Ini tidak seperti pekerjaan harian di mana Kamu dihargai untuk produktivitas yang konstan. Seorang pedagang tidak dibayar untuk menekan tombol, seorang pedagang dibayar untuk membuat perdagangan yang menang. Bersabarlah dan tunggu peluang nyata untuk berdagang. Jika tidak, Kamu hanya memotret dalam gelap.

9) Mencari Jalan Pintas

Banyak orang gagal memahami perdagangan adalah panggilan dan memiliki kurva belajar. Hanya dengan membaca beberapa panduan singkat tidak akan membuat Kamu menjadi trader yang sukses.

Penipuan dan jalan pintas tidak berfungsi dalam perdagangan online. Kamu perlu berusaha untuk mempelajari talinya. Kamu bahkan mungkin membutuhkan seseorang untuk membantu Kamu. Yang membawa kita ke titik akhir kita.

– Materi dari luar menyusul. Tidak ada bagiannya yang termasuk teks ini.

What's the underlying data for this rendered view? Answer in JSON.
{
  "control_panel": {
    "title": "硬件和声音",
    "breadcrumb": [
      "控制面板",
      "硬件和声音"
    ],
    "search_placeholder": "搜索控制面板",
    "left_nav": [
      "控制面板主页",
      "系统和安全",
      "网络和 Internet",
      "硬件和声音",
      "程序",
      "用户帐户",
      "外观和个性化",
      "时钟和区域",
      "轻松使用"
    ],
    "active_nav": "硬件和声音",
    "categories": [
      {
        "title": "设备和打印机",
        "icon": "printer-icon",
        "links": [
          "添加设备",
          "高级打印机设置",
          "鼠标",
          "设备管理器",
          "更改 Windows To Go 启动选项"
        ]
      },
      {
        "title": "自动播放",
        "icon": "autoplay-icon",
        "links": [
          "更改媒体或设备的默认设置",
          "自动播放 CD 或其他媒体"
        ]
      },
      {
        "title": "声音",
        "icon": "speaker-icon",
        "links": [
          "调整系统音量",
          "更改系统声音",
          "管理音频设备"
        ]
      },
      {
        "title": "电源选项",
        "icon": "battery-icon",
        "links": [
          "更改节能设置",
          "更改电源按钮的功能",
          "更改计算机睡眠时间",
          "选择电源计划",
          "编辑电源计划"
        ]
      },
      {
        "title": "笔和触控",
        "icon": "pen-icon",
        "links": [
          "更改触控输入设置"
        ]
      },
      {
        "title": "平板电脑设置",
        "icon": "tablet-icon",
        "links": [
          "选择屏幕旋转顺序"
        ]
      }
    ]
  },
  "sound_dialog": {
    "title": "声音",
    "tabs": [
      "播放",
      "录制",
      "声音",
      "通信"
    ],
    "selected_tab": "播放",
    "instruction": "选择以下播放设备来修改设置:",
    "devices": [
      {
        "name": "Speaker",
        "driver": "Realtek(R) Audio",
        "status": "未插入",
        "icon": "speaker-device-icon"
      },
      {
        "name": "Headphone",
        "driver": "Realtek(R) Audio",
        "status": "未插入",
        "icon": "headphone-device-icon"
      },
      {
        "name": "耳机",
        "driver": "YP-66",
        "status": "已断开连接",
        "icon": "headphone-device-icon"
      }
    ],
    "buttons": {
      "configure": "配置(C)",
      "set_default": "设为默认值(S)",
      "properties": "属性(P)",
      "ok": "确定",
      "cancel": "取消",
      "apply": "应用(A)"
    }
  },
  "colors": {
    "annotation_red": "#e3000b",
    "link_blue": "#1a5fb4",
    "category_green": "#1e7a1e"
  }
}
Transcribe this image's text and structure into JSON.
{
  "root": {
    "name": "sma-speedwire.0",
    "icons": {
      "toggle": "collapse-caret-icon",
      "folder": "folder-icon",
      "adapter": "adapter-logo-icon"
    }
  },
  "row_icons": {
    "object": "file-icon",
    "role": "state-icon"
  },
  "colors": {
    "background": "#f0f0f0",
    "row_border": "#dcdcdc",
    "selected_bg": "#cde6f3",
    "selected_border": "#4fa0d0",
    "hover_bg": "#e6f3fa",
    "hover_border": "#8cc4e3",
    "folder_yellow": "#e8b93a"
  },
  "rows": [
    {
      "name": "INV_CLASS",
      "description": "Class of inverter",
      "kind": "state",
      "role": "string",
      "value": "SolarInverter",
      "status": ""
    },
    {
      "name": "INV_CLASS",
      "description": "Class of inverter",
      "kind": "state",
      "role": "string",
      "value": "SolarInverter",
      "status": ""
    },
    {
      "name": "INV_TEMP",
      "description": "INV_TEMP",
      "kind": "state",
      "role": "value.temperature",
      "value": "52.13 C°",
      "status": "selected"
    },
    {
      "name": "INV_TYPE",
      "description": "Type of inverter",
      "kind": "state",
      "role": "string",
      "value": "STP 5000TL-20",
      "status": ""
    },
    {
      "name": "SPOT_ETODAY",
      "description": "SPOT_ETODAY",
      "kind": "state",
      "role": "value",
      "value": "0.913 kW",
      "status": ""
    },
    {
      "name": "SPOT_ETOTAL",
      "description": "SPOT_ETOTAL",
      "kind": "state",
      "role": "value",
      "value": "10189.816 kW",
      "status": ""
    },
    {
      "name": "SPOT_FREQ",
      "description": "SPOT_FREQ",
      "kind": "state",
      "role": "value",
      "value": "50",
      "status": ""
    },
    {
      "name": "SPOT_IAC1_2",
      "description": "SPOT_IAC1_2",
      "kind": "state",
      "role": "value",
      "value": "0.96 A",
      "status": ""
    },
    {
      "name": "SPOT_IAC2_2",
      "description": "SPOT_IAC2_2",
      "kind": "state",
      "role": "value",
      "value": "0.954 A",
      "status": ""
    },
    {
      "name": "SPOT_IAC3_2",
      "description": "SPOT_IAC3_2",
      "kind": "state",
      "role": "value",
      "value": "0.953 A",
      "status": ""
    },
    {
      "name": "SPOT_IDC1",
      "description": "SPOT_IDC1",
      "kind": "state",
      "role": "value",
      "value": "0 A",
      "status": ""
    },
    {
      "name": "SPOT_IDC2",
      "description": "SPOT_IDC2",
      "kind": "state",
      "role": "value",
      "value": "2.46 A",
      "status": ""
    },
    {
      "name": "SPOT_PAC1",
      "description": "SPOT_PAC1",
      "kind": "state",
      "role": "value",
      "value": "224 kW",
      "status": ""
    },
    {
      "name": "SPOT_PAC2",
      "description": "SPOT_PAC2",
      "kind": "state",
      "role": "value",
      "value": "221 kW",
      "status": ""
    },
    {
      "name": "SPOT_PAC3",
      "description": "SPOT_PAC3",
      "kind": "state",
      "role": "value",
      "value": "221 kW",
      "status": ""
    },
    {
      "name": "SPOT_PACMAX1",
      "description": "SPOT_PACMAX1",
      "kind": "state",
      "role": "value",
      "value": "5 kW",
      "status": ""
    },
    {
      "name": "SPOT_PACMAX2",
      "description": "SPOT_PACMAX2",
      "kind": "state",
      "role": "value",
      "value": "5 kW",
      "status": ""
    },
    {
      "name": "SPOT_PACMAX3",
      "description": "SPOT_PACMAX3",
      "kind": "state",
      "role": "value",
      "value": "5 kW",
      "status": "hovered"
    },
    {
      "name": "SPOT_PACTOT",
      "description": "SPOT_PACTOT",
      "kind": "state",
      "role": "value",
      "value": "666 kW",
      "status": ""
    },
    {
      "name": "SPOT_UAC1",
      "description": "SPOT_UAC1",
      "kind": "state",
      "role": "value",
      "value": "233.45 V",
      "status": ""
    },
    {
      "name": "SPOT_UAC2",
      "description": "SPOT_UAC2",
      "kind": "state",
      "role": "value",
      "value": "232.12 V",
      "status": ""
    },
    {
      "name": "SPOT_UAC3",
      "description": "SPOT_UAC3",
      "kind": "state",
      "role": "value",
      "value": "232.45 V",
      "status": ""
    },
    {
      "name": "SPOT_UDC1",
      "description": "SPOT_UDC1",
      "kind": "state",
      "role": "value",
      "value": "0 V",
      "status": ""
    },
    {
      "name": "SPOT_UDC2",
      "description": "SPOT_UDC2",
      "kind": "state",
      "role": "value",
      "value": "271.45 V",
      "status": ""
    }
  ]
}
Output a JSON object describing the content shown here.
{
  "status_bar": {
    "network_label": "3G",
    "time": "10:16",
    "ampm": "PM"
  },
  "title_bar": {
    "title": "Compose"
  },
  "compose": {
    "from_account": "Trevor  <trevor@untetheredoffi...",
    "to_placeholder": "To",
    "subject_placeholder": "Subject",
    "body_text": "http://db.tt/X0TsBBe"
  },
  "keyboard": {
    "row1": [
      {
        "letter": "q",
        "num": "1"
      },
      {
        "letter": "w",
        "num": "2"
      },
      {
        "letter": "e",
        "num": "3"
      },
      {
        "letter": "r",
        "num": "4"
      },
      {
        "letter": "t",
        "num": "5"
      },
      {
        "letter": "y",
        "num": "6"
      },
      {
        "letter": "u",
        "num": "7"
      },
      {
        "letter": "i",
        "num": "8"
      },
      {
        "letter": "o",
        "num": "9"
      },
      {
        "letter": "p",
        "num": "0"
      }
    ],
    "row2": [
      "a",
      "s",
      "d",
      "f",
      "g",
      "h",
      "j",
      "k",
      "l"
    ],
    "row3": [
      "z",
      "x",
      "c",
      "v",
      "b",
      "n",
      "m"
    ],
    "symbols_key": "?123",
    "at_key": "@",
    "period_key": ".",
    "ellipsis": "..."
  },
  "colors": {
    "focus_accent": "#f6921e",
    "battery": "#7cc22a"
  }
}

Baca juga: Rantai Pasokan Cerdas IoT: Lima Manfaat

10) Tidak Bekerja dengan Mentor

Setiap trader yang sukses pada suatu saat pernah bekerja dengan seorang mentor yang sukses. Orang ini membantu mereka membuat rencana, strategi, dan belajar bagaimana menjadi sukses.

Seorang mentor yang baik bisa sangat berharga. Seorang mentor dapat membuat perbedaan antara trader yang baik dan yang buruk. Jadi, pilihlah dengan bijak.

11) Tidak Menggunakan Alat Trading

Pedagang harus mengetahui semua alat perdagangan penting untuk menganalisis pasar dan membuat keputusan perdagangan yang lebih baik.

Jadi, sebelum memulai perdagangan online, temukan alat terbaik yang menurut Kamu dapat digunakan. Ada banyak pilihan di luar sana.